Brothers & Sisters - Charlotte Wood [54]
When I’d said no, unhappily fabricating a jealous Australian boyfriend, knowing that Rory didn’t believe me, I put the phone down, and almost immediately it rang again. It was Emma. She was having dinner with Jerome, and if I was sure it was okay, she would stay at his house. I nearly laughed. I said it was fine and put the phone down again. I switched the kitchen light on, and then, walking out into the sitting room, the lamps and the television. All this luxury. At home I’d been living in a terrace house with nearly a dozen tiny bedrooms. Mine had been small and damp, but there was always the sound of someone on the stairs or in the kitchen. I looked out at the traffic and the bright lights of the off-licence, and the people coming up from the tube entrance, and pulled the curtains shut.
I will always love you. That was what the last page of Peter’s last letter said. I’d taken it out of the envelope, which had already been ripped open, and read it. It was a letter like a suicide note, only he wasn’t committing suicide but quitting commerce to join the defence forces.
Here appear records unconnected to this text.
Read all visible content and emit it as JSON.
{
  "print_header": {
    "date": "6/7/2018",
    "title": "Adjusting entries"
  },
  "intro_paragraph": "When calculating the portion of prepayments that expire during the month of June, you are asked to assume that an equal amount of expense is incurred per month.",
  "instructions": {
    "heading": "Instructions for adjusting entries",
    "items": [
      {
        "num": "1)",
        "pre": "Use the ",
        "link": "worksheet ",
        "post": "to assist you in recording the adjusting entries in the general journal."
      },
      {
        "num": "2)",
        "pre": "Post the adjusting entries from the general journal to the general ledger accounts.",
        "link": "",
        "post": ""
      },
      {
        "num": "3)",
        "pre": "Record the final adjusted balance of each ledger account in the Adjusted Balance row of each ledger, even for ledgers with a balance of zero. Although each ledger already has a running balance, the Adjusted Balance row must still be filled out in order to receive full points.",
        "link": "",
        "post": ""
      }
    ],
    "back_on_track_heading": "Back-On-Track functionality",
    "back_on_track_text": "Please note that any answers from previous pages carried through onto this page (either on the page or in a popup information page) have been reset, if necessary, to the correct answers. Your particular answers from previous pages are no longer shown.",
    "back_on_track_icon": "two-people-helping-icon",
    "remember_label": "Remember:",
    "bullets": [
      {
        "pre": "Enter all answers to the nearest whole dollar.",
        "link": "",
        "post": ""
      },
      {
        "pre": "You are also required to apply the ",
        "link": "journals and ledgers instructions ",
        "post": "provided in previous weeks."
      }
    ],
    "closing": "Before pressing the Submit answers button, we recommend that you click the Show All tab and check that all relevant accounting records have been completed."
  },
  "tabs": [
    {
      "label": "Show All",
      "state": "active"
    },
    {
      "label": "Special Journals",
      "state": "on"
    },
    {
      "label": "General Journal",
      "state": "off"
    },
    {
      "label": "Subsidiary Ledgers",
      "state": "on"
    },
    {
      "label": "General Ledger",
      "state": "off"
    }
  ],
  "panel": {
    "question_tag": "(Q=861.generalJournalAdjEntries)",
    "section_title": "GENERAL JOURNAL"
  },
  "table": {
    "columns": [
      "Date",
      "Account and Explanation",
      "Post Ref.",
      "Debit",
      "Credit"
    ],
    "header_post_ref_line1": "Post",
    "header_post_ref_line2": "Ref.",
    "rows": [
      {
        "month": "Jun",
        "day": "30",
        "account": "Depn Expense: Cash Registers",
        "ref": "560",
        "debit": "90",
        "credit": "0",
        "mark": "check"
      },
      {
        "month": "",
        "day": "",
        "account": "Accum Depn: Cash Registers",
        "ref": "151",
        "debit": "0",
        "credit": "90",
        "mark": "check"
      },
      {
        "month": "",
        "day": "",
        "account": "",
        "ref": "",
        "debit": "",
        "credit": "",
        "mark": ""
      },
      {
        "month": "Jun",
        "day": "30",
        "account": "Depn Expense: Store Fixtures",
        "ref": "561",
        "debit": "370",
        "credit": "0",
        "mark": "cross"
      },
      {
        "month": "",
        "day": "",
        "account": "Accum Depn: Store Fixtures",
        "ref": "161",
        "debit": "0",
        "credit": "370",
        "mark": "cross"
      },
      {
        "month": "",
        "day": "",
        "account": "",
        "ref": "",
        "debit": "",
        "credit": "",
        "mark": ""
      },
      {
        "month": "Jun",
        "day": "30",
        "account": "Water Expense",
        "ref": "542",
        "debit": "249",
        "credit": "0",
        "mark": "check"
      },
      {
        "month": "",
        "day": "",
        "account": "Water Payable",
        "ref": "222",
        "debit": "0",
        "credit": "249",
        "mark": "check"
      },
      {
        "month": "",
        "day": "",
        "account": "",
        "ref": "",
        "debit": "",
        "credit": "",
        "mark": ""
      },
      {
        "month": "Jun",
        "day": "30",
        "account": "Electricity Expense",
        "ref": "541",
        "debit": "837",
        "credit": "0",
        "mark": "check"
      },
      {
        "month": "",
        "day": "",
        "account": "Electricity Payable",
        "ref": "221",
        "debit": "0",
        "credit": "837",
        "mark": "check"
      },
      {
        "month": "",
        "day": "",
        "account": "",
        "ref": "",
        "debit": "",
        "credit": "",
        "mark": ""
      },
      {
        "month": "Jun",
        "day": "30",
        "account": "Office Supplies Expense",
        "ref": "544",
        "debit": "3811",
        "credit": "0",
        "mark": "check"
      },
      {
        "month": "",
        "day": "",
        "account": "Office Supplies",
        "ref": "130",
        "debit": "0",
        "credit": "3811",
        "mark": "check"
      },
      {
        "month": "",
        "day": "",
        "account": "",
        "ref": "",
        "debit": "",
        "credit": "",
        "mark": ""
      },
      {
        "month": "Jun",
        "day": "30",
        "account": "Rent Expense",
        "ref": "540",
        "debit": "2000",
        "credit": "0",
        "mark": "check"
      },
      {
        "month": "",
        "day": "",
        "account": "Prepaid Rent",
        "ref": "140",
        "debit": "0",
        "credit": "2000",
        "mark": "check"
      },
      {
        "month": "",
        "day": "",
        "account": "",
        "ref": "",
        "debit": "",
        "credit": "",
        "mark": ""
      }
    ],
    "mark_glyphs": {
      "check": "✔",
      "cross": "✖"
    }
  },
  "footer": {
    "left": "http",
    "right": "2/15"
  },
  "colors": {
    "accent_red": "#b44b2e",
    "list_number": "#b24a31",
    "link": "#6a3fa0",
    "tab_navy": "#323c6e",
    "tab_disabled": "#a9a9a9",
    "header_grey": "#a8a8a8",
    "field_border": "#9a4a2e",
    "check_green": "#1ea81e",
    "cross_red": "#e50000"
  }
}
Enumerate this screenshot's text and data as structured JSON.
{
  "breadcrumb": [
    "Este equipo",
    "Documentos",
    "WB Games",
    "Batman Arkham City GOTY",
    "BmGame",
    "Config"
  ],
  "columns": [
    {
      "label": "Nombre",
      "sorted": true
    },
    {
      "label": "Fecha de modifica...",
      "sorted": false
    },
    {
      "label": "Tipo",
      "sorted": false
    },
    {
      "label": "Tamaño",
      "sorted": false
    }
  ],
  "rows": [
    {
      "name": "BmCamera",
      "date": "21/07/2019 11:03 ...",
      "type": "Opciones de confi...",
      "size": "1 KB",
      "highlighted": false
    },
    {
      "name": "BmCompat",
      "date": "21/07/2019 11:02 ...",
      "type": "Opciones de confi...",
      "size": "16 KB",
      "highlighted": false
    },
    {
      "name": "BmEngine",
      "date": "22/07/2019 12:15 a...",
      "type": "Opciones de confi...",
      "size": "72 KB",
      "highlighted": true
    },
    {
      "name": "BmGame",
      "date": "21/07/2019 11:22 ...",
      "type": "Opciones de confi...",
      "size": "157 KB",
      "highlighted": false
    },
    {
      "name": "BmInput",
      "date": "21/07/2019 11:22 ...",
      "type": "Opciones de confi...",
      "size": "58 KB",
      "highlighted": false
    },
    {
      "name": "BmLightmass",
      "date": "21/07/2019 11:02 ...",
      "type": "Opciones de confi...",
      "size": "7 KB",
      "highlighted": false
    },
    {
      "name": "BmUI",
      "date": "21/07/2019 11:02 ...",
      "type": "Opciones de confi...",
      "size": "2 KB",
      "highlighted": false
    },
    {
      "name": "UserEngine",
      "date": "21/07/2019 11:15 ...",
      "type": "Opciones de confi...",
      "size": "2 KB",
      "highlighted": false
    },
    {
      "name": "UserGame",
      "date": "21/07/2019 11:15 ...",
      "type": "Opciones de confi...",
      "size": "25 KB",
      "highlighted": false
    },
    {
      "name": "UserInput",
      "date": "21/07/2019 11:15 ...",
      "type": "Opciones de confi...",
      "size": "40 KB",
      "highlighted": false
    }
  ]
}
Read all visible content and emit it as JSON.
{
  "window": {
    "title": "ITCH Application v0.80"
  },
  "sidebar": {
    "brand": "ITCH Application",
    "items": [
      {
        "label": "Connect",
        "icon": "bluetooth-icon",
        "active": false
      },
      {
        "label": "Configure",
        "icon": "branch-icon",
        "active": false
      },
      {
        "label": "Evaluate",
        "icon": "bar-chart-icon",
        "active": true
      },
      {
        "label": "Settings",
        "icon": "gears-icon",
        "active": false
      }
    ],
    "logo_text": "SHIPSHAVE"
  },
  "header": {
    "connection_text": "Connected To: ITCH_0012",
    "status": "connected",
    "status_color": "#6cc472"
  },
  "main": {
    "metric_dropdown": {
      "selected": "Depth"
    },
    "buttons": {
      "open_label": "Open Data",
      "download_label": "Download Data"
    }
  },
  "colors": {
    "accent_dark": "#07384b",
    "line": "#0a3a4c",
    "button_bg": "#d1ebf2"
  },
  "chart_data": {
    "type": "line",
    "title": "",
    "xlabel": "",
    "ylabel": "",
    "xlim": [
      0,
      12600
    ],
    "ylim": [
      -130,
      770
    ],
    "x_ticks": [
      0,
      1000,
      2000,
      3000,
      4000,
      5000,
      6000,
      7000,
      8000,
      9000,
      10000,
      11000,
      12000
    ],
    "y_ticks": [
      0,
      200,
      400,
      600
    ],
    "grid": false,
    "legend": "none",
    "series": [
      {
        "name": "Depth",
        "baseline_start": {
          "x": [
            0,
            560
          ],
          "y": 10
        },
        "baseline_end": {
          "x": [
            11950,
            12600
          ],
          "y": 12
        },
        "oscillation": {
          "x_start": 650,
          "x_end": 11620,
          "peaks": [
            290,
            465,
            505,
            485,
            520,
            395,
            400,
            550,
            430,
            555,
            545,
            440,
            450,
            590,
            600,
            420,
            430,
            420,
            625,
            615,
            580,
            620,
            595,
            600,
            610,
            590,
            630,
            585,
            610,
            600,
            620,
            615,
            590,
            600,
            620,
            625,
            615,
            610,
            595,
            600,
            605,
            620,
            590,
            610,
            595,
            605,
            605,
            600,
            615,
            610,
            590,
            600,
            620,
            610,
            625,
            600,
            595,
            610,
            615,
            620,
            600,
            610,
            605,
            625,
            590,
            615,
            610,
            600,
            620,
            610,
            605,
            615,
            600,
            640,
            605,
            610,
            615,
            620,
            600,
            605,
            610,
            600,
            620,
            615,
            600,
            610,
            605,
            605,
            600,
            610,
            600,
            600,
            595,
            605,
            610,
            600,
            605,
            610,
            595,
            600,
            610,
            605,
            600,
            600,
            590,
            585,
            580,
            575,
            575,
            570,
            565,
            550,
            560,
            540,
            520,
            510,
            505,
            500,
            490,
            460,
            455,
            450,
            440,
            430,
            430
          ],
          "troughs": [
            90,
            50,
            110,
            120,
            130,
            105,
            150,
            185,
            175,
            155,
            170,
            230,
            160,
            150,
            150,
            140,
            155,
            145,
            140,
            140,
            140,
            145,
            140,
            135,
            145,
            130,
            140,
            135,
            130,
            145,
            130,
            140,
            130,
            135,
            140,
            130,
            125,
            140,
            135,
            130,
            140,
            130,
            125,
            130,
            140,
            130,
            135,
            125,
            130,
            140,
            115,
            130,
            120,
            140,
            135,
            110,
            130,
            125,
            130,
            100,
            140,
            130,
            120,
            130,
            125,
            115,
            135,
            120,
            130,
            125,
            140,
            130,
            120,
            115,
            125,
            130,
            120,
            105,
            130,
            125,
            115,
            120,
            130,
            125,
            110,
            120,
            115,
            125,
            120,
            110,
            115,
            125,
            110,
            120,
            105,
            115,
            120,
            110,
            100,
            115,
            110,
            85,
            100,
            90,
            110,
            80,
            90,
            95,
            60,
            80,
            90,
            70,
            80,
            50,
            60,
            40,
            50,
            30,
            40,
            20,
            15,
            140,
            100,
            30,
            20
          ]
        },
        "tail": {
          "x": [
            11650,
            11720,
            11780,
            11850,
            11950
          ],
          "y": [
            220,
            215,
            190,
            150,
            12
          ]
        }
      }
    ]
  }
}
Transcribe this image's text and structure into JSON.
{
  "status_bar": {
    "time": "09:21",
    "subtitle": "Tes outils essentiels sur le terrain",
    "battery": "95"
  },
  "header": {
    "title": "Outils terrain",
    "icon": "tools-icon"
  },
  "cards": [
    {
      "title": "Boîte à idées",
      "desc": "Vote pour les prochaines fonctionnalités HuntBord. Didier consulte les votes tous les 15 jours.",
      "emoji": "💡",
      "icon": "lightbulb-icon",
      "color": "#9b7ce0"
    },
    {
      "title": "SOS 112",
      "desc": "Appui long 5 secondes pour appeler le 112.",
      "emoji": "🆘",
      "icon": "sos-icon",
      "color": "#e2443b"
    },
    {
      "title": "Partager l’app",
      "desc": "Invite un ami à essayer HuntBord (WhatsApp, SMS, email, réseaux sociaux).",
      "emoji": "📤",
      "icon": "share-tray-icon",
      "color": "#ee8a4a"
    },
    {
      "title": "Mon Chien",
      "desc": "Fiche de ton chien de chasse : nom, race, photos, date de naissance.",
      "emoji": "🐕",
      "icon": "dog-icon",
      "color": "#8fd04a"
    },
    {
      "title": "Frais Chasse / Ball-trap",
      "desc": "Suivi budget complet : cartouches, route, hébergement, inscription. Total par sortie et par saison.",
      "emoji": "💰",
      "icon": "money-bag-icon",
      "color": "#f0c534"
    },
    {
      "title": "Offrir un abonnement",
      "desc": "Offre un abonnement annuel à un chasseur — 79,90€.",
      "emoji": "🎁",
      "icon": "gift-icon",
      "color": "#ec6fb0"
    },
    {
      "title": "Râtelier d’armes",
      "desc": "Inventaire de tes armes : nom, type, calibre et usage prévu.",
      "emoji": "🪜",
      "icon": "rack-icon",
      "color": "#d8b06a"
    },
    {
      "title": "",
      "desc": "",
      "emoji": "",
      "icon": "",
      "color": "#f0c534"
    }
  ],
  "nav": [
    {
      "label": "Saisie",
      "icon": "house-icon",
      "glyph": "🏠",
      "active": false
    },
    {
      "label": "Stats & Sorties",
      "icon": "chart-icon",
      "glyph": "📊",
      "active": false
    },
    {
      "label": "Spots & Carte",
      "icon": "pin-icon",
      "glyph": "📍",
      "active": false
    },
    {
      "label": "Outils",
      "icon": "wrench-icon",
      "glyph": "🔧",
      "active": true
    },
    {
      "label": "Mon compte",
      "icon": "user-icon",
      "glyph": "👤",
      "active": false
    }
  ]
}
Finally he would realise his dream of becoming a pilot.
I left it on the kitchen counter. It wasn’t deliberate; the microwave beeped. My tinned soup was ready, and I forgot to put the letter back in the envelope. Top of the Pops was on, which I always had to watch through splayed fingers. Then I rang a friend at home and we talked until I could tell her about Rory, tears leaking out of the corners of my eyes as I laughed. I went to bed and slept heavily, without needing to be aware of Emma beside me.
Next morning I was in the storeroom, kneeling on the floor beside the overstock shelves, with a book open on my lap. I’d just unpacked a box of children’s classics and I was reading The Magic Faraway Tree.
I didn’t hear him approaching, just felt, suddenly, a warm hand cradling the back of my head, the way a mother does a baby’s. I looked up, startled. It was the floor manager, Tony. He smiled at me, and said in his soft London voice, ‘Alright, trouble?’
Behind him I saw Rory, hands on his fat hips, glaring at me. I flushed, and smiled up at Tony and nodded. He nodded back, took his hand away, and left.
I could see that Emma was home as I crossed the road from the tube that evening. Our kitchen light was on. There was someone with her; Jerome, no doubt. I took my time scraping my feet on the metal doormat at the entrance to our building. It had been a long day; Rory was not talking to me, which was more tiring than I could have thought possible.
They hadn’t been there long. As I shut the door I heard the squeal of a wooden stool on the tiled floor, the sound of the fridge opening.
‘Hello,’ I called. I stopped to look at myself in the bathroom mirror, seizing a towel to rub over my hair. Some of the red came off on the towel. The back of my head still felt warm where Tony had touched it.
When I came into the kitchen Jerome was reading Peter’s letter, one long arm outstretched to hold Emma off.
‘It’s private!’ she was saying.
I put my bag on the floor. They didn’t notice me.
‘Give it back!’ said Emma. She was making surprising headway, given her size; Jerome had to brace himself against the bench with one foot to stop himself falling off the stool. Then he simply took his hand away, and Emma cannoned into him. She snatched the letter and stood back, panting.
‘I thought you’d finished with him,’ said Jerome, crossing his arms.
‘I couldn’t finish with him,’ said Emma. ‘I never started.’ She put one hand to her chest, as if feeling her trotting heartbeat.
‘It’s true,’ I said. ‘It was unrequited love.’
They both turned to look at me.
‘Whose love?’ said Jerome. ‘Whose love was unrequited?’
He was so beautiful. He was wearing a green scarf, high around his face. You could see the green in his dark eyes. His skin would be smooth to the touch.
‘Peter’s love,’ I said. ‘He’s had a crush on Emma for years.’